I debated how much to tell him of what I knew.

“I’m putting out an APB on you, Pavlicek. This has gone far enough.”

“Not if you want me to keep feeding you this information, you won’t.”

“Is that a threat or something?”

“Do you know everything that’s happening with your situation, Agent? Do you believe that everything is for certain, that all the people you’ve staked this sting operation on are legit?”

“How the hell’d you know it was a sting?”

“You need a wild card in your hole,” I said. “Maybe I’m it.”

He said nothing at first, then muttered “Shit” under his breath.

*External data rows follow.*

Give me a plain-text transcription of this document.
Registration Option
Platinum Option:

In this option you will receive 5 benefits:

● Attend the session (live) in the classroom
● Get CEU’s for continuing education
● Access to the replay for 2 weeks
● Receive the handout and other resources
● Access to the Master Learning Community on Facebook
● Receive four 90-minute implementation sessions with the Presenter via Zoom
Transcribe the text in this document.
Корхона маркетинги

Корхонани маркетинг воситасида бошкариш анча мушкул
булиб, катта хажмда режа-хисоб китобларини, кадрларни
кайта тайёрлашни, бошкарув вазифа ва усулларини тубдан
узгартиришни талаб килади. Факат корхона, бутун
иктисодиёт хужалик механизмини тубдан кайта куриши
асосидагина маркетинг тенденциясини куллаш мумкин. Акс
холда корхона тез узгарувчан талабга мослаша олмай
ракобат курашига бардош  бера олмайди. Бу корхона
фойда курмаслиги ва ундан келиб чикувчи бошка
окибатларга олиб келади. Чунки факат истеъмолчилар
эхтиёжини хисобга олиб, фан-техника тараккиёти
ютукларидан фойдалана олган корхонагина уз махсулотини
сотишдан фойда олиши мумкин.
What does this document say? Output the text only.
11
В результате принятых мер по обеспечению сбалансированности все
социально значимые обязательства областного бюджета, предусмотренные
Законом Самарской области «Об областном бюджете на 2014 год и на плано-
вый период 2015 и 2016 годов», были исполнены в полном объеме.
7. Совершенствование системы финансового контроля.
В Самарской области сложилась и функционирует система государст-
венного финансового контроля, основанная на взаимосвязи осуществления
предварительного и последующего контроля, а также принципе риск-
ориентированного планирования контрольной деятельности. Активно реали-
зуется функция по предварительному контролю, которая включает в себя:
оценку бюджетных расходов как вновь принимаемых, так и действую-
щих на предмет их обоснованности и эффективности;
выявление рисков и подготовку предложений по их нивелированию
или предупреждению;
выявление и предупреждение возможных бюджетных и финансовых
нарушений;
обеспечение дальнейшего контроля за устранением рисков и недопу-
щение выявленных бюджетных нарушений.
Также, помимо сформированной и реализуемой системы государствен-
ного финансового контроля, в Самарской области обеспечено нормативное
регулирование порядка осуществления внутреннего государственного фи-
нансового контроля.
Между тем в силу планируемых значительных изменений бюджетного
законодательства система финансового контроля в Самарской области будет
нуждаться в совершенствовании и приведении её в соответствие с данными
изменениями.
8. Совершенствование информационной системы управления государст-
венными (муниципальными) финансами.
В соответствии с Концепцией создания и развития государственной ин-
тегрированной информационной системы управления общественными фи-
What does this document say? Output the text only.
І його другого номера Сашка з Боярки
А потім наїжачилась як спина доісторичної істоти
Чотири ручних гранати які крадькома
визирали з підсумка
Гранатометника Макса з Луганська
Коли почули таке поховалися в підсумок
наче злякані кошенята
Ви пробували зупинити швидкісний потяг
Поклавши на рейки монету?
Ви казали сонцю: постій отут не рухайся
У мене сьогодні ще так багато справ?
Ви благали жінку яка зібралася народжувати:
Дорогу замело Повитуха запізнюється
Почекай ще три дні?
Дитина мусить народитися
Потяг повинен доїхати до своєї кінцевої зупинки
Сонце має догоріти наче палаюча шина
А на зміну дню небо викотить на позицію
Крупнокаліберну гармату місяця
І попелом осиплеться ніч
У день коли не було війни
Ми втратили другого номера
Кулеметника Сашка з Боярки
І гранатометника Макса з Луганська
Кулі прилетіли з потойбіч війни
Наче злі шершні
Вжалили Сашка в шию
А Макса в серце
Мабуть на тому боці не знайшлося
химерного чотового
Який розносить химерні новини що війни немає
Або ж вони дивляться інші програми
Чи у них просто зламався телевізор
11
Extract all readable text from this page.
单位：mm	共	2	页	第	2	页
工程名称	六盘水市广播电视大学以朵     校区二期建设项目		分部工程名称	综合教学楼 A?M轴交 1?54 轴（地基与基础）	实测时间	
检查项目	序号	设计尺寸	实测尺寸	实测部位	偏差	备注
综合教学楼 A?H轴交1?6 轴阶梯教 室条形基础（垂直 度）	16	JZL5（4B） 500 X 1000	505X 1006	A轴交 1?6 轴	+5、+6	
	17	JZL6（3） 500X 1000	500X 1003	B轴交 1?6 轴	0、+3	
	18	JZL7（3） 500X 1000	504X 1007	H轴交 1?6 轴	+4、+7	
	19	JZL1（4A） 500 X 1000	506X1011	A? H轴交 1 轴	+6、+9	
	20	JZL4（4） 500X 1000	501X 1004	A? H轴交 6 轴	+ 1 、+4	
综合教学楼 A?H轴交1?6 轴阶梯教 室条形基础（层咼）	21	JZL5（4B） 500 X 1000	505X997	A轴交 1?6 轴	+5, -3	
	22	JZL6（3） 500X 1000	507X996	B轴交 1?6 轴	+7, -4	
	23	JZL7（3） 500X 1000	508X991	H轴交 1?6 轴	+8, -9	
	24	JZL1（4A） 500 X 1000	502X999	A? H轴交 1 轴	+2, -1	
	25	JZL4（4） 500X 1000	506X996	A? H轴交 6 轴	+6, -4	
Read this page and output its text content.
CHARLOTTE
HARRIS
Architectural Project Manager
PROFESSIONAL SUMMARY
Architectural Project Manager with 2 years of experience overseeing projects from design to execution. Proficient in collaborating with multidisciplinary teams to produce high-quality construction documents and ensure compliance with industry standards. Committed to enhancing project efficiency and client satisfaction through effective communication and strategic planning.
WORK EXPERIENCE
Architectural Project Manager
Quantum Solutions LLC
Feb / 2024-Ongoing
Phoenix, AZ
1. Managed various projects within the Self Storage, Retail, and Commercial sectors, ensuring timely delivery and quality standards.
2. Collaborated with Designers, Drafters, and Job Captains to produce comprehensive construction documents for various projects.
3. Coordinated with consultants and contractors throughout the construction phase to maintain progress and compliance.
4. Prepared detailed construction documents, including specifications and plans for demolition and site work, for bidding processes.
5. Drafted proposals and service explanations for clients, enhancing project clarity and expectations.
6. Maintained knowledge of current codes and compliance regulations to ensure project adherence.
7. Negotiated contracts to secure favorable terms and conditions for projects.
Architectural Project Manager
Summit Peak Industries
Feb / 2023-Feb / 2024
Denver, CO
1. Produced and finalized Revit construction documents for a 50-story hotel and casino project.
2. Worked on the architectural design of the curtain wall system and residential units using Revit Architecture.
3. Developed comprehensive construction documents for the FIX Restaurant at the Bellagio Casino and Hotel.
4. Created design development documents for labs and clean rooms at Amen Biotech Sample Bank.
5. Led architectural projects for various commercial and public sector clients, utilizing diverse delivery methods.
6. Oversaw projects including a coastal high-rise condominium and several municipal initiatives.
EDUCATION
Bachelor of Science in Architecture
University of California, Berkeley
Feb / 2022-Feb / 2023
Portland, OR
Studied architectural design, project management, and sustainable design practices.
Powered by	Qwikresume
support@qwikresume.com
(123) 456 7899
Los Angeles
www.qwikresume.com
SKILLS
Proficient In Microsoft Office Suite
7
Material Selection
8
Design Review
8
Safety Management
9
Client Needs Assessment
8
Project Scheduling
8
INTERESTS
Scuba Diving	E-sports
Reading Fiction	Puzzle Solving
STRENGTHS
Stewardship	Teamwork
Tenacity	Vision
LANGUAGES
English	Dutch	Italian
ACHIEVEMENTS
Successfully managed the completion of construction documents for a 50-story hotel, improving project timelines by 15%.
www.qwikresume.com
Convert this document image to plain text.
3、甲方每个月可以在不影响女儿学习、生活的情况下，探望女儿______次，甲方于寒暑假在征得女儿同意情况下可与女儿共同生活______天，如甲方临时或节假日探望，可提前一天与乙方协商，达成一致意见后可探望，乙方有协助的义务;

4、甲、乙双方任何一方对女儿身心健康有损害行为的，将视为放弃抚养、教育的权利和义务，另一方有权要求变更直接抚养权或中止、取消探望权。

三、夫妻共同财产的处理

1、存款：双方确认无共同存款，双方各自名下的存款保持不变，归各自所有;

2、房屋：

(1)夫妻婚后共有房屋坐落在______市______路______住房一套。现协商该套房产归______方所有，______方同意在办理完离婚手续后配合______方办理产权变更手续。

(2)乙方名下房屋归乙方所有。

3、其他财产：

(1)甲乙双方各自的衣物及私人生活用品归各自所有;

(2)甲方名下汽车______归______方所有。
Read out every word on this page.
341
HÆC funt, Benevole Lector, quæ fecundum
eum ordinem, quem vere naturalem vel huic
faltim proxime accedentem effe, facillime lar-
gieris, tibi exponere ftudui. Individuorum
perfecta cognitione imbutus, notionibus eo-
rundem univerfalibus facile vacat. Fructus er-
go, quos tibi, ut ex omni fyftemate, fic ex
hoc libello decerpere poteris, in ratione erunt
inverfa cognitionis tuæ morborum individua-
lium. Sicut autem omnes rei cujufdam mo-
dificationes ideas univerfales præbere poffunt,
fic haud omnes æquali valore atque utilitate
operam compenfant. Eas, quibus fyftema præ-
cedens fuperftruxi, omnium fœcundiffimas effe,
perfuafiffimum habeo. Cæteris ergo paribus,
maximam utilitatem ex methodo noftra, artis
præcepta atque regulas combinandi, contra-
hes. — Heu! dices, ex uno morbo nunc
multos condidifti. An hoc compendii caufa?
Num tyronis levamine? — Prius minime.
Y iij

I told him I’d call back again in a few minutes and give him the exact GPS coordinates of our location so he could send a team up to thoroughly check the place out. Which of course would give Jason and me a chance to clear out of the area first. Given enough time and the right resources, Grooms might have even been able to trace the approximate location of the source of my call, but he must have known I’d be long gone by then. I hung up and turned the cell off.

Jason stared at me as I stuffed the phone back in my jacket pocket.

“This is all my fault, ain’t it, Mr. Frank?” he said.

I put my hands on top of his small shoulders and made sure I had his complete attention. “No, buddy. It’s not your fault. Don’t ever think that. You understand?”

He nodded.

“Come on. Let’s get out of here,” I said.

As we turned to head back down the hill, I pushed another button on the GPS unit, scrolling through the list of the stored way points.

“Hang on a second.” I held out my hand for him to stop. I scrolled through the list again.